François Louis Magallon garde
le commandement des troupes jusqu'au 28 juillet 1800, à la mort du gouverneur
Malartic, il devient gouverneur général des Isles de France et de La Réunion.
Magallon dirige ce gouvernement jusqu'à l'installation de Decaen, le 26
septembre 1803.
Le 27 septembre 1803, François
Louis Magallon, Comte de La Morlière est désigné, pour succéder à La Réunion
à Jacob de Cordemoy. C'est à la mis octobre que Magallon s'embarque pour
la Réunion sur le division Linois. Il prend possession de son gouvernement
le 18 octobre 1803.
La nouvelle organisation
adoptée est marquée du sceau de la restauration. Supprimées les autorités
administratives, supprimés les tribunaux, dissoutes les assemblées. Le
nouveau régime tel qu'établit par le décret du 13 pluviôse an XI, et qui
reprend l'organisation antérieure à la révolution, est tricéphale. Il
comprend le capitaine général et chef militaire, le préfet colonial, chargé
de l'administration civile et de la police et un commissaire de justice
dont les attributs se rapprochent de celles d'un procureur général.

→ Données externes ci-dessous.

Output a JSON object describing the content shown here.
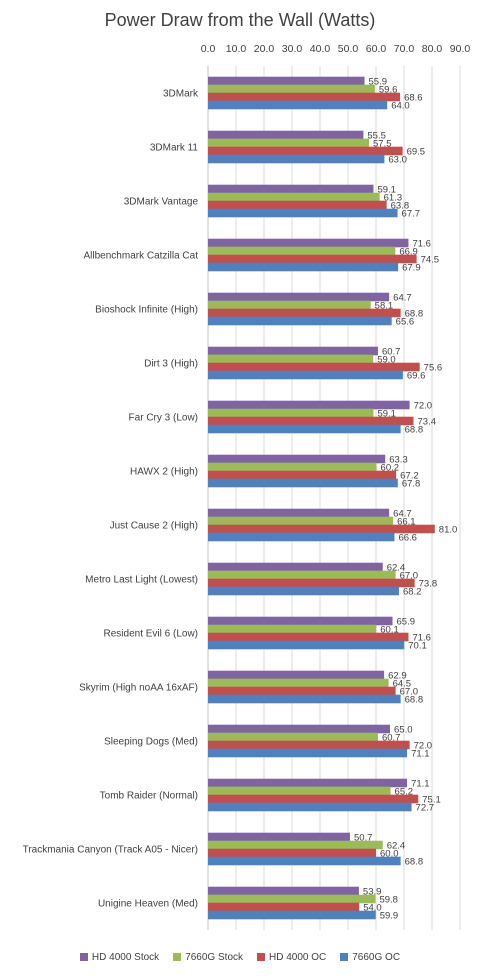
{
  "chart_data": {
    "type": "bar",
    "orientation": "horizontal",
    "title": "Power Draw from the Wall (Watts)",
    "xlim": [
      0,
      90
    ],
    "x_ticks": [
      "0.0",
      "10.0",
      "20.0",
      "30.0",
      "40.0",
      "50.0",
      "60.0",
      "70.0",
      "80.0",
      "90.0"
    ],
    "x_axis_position": "top",
    "grid": true,
    "legend_position": "bottom",
    "categories": [
      "3DMark",
      "3DMark 11",
      "3DMark Vantage",
      "Allbenchmark Catzilla Cat",
      "Bioshock Infinite (High)",
      "Dirt 3 (High)",
      "Far Cry 3 (Low)",
      "HAWX 2 (High)",
      "Just Cause 2 (High)",
      "Metro Last Light (Lowest)",
      "Resident Evil 6 (Low)",
      "Skyrim (High noAA 16xAF)",
      "Sleeping Dogs (Med)",
      "Tomb Raider (Normal)",
      "Trackmania Canyon (Track A05 - Nicer)",
      "Unigine Heaven (Med)"
    ],
    "series": [
      {
        "name": "HD 4000 Stock",
        "color": "#8064a2",
        "values": [
          55.9,
          55.5,
          59.1,
          71.6,
          64.7,
          60.7,
          72.0,
          63.3,
          64.7,
          62.4,
          65.9,
          62.9,
          65.0,
          71.1,
          50.7,
          53.9
        ],
        "labels": [
          "55.9",
          "55.5",
          "59.1",
          "71.6",
          "64.7",
          "60.7",
          "72.0",
          "63.3",
          "64.7",
          "62.4",
          "65.9",
          "62.9",
          "65.0",
          "71.1",
          "50.7",
          "53.9"
        ]
      },
      {
        "name": "7660G Stock",
        "color": "#9bbb59",
        "values": [
          59.6,
          57.5,
          61.3,
          66.9,
          58.1,
          59.0,
          59.1,
          60.2,
          66.1,
          67.0,
          60.1,
          64.5,
          60.7,
          65.2,
          62.4,
          59.8
        ],
        "labels": [
          "59.6",
          "57.5",
          "61.3",
          "66.9",
          "58.1",
          "59.0",
          "59.1",
          "60.2",
          "66.1",
          "67.0",
          "60.1",
          "64.5",
          "60.7",
          "65.2",
          "62.4",
          "59.8"
        ]
      },
      {
        "name": "HD 4000 OC",
        "color": "#c0504d",
        "values": [
          68.6,
          69.5,
          63.8,
          74.5,
          68.8,
          75.6,
          73.4,
          67.2,
          81.0,
          73.8,
          71.6,
          67.0,
          72.0,
          75.1,
          60.0,
          54.0
        ],
        "labels": [
          "68.6",
          "69.5",
          "63.8",
          "74.5",
          "68.8",
          "75.6",
          "73.4",
          "67.2",
          "81.0",
          "73.8",
          "71.6",
          "67.0",
          "72.0",
          "75.1",
          "60.0",
          "54.0"
        ]
      },
      {
        "name": "7660G OC",
        "color": "#4f81bd",
        "values": [
          64.0,
          63.0,
          67.7,
          67.9,
          65.6,
          69.6,
          68.8,
          67.8,
          66.6,
          68.2,
          70.1,
          68.8,
          71.1,
          72.7,
          68.8,
          59.9
        ],
        "labels": [
          "64.0",
          "63.0",
          "67.7",
          "67.9",
          "65.6",
          "69.6",
          "68.8",
          "67.8",
          "66.6",
          "68.2",
          "70.1",
          "68.8",
          "71.1",
          "72.7",
          "68.8",
          "59.9"
        ]
      }
    ]
  }
}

Mais c'est surtout une constitution
qui enlève désormais à La Réunion toute existence propre pour la placer
sous l'étroite dépendance des administrateurs siégeant à l'Isle de France.

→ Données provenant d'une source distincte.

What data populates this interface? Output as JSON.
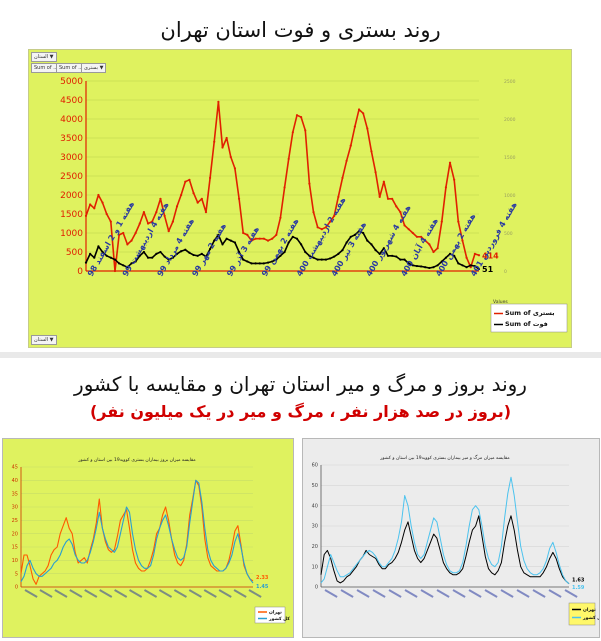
{
  "titles": {
    "main": "روند بستری و فوت استان تهران",
    "second": "روند بروز و مرگ و میر استان تهران و مقایسه با کشور",
    "second_sub": "(بروز در صد هزار نفر ، مرگ و میر در یک میلیون نفر)"
  },
  "colors": {
    "hosp": "#e02000",
    "death": "#000000",
    "tehran": "#ff5a00",
    "country": "#2a9fd0",
    "tehran_b": "#000000",
    "country_b": "#4cc3ee"
  },
  "top_controls": {
    "filter_btn": "الستان ▼",
    "sum_btn1": "Sum of ...",
    "sum_btn2": "Sum of ...",
    "dropdown": "بستری ▼",
    "ok_btn": "الستان ▼"
  },
  "chart_data": [
    {
      "type": "line",
      "title": "",
      "xlabel": "",
      "ylabel": "",
      "ylim": [
        0,
        5000
      ],
      "y_ticks": [
        0,
        500,
        1000,
        1500,
        2000,
        2500,
        3000,
        3500,
        4000,
        4500,
        5000
      ],
      "y2_ticks": [
        0,
        500,
        1000,
        1500,
        2000,
        2500
      ],
      "x_labels": [
        "هفته 1 و 2 اسفند 98",
        "هفته 4 اردیبهشت 99",
        "هفته 4 مرداد 99",
        "هفته 2 مهر 99",
        "هفته 3 آذر 99",
        "هفته 2 بهمن 99",
        "هفته 2 اردیبهشت 400",
        "هفته 3 تیر 400",
        "هفته 4 شهریور 400",
        "هفته 4 آبان 400",
        "هفته 2 بهمن 400",
        "هفته 4 فروردین 401"
      ],
      "legend_title": "Values",
      "legend_position": "bottom-right",
      "series": [
        {
          "name": "Sum of بستری",
          "end_label": "414",
          "values": [
            1450,
            1750,
            1650,
            2000,
            1800,
            1500,
            1300,
            0,
            950,
            1000,
            700,
            800,
            1000,
            1250,
            1550,
            1250,
            1300,
            1550,
            1900,
            1450,
            1050,
            1300,
            1700,
            2000,
            2350,
            2400,
            2050,
            1800,
            1900,
            1550,
            2450,
            3400,
            4450,
            3250,
            3500,
            3000,
            2700,
            1900,
            1000,
            950,
            800,
            850,
            850,
            850,
            800,
            850,
            950,
            1400,
            2200,
            2950,
            3650,
            4100,
            4050,
            3700,
            2300,
            1550,
            1150,
            1100,
            1150,
            1300,
            1450,
            1950,
            2450,
            2900,
            3300,
            3800,
            4250,
            4150,
            3750,
            3150,
            2600,
            1950,
            2350,
            1900,
            1900,
            1700,
            1550,
            1200,
            1100,
            1000,
            900,
            900,
            800,
            700,
            500,
            600,
            1300,
            2200,
            2850,
            2400,
            1300,
            800,
            350,
            100,
            450,
            414
          ]
        },
        {
          "name": "Sum of فوت",
          "end_label": "51",
          "values": [
            220,
            450,
            350,
            650,
            500,
            400,
            350,
            300,
            200,
            150,
            100,
            200,
            250,
            400,
            500,
            350,
            350,
            450,
            500,
            380,
            300,
            350,
            450,
            520,
            560,
            480,
            420,
            400,
            450,
            380,
            580,
            800,
            950,
            700,
            850,
            800,
            750,
            500,
            300,
            250,
            200,
            200,
            200,
            200,
            220,
            250,
            300,
            400,
            500,
            750,
            900,
            850,
            700,
            500,
            400,
            350,
            300,
            300,
            300,
            330,
            380,
            450,
            550,
            750,
            900,
            950,
            1050,
            1000,
            800,
            700,
            550,
            450,
            600,
            400,
            400,
            380,
            300,
            300,
            200,
            150,
            130,
            120,
            100,
            80,
            100,
            150,
            250,
            350,
            450,
            400,
            200,
            150,
            100,
            150,
            130,
            51
          ]
        }
      ]
    },
    {
      "type": "line",
      "title": "مقایسه میزان بروز بیماران بستری کووید19 بین استان و کشور",
      "xlabel": "",
      "ylabel": "",
      "ylim": [
        0,
        45
      ],
      "y_ticks": [
        0,
        5,
        10,
        15,
        20,
        25,
        30,
        35,
        40,
        45
      ],
      "legend_position": "bottom-right",
      "series": [
        {
          "name": "تهران",
          "end_label": "2.33",
          "values": [
            5,
            12,
            12,
            8,
            3,
            1,
            4,
            5,
            6,
            8,
            12,
            14,
            15,
            20,
            23,
            26,
            22,
            20,
            13,
            9,
            10,
            11,
            9,
            14,
            18,
            24,
            33,
            22,
            17,
            14,
            13,
            14,
            19,
            25,
            27,
            29,
            22,
            14,
            9,
            7,
            6,
            6,
            7,
            10,
            14,
            20,
            22,
            27,
            30,
            25,
            18,
            12,
            9,
            8,
            10,
            16,
            27,
            33,
            40,
            38,
            30,
            18,
            11,
            8,
            7,
            6,
            6,
            6,
            7,
            10,
            15,
            21,
            23,
            16,
            8,
            5,
            3,
            2.33
          ]
        },
        {
          "name": "کل کشور",
          "end_label": "1.45",
          "values": [
            2,
            4,
            8,
            10,
            7,
            5,
            4,
            4,
            5,
            6,
            7,
            9,
            10,
            12,
            15,
            17,
            18,
            16,
            12,
            10,
            9,
            9,
            10,
            13,
            17,
            22,
            28,
            22,
            18,
            15,
            14,
            13,
            15,
            20,
            25,
            30,
            28,
            20,
            14,
            10,
            8,
            7,
            7,
            8,
            12,
            18,
            22,
            25,
            27,
            23,
            18,
            14,
            11,
            10,
            11,
            15,
            24,
            32,
            40,
            39,
            32,
            22,
            14,
            10,
            8,
            7,
            6,
            6,
            7,
            9,
            12,
            17,
            20,
            15,
            9,
            5,
            3,
            1.45
          ]
        }
      ]
    },
    {
      "type": "line",
      "title": "مقایسه میزان مرگ و میر بیماران بستری کووید19 بین استان و کشور",
      "xlabel": "",
      "ylabel": "",
      "ylim": [
        0,
        60
      ],
      "y_ticks": [
        0,
        10,
        20,
        30,
        40,
        50,
        60
      ],
      "legend_position": "bottom-right",
      "series": [
        {
          "name": "تهران",
          "end_label": "1.63",
          "values": [
            6,
            16,
            18,
            14,
            8,
            3,
            2,
            3,
            5,
            6,
            8,
            10,
            13,
            15,
            18,
            16,
            15,
            14,
            11,
            9,
            9,
            11,
            12,
            14,
            17,
            22,
            28,
            32,
            25,
            18,
            14,
            12,
            14,
            18,
            22,
            26,
            24,
            18,
            12,
            9,
            7,
            6,
            6,
            7,
            9,
            15,
            22,
            28,
            30,
            35,
            25,
            15,
            9,
            7,
            6,
            8,
            12,
            22,
            30,
            35,
            28,
            18,
            10,
            7,
            6,
            5,
            5,
            5,
            5,
            7,
            10,
            14,
            17,
            14,
            9,
            5,
            3,
            1.63
          ]
        },
        {
          "name": "کل کشور",
          "end_label": "1.59",
          "values": [
            2,
            4,
            10,
            16,
            12,
            8,
            5,
            5,
            6,
            7,
            9,
            11,
            13,
            15,
            17,
            18,
            17,
            15,
            12,
            10,
            10,
            12,
            14,
            18,
            24,
            32,
            45,
            40,
            30,
            22,
            16,
            14,
            16,
            22,
            28,
            34,
            32,
            24,
            16,
            11,
            8,
            7,
            7,
            8,
            12,
            20,
            30,
            38,
            40,
            38,
            30,
            20,
            14,
            11,
            10,
            12,
            20,
            34,
            46,
            54,
            45,
            32,
            20,
            13,
            9,
            7,
            6,
            6,
            7,
            9,
            13,
            19,
            22,
            17,
            11,
            6,
            3,
            1.59
          ]
        }
      ]
    }
  ]
}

François Louis Magallon, commandant de la colonie qui, par courtoisie,
jouit toujours du titre de gouverneur, n'est plus que le lieutenant du
capitaine général. Il doit appliquer ses ordres. Le chef de l'administration
qui prend le titre de sous-préfet, n'est que l'agent du préfet dans l'île,
et il n'est chargé que de l'exécution du service courant. Quand aux questions
judiciaires, elles relèvent de la compétence du commissaire de justice,
basé bien évidemment à l'Isle de France.
Restauration, centralisation,
mais aussi réaction telles sont les logiques principales de la nouvelle
constitution. C'est ainsi que l'esclavage qui, il est vrai, n'a jamais
été aboli aux Mascareignes, est conforté et la Traite protégée. Les esclaves
vont dés lors relever d'un droit criminel spécial.
Le 30 décembre 1805,
François Louis Magallon, Comte de La Morlière est remplacé par Nicolas
Ernault de Rignac, Baron des Bruslys.
Rentré en France, le général
Magallon commandant de la 15 e division militaire, prend sa retraite le
22 février 1815.
Il décède à Poissy le 31 décembre 1825.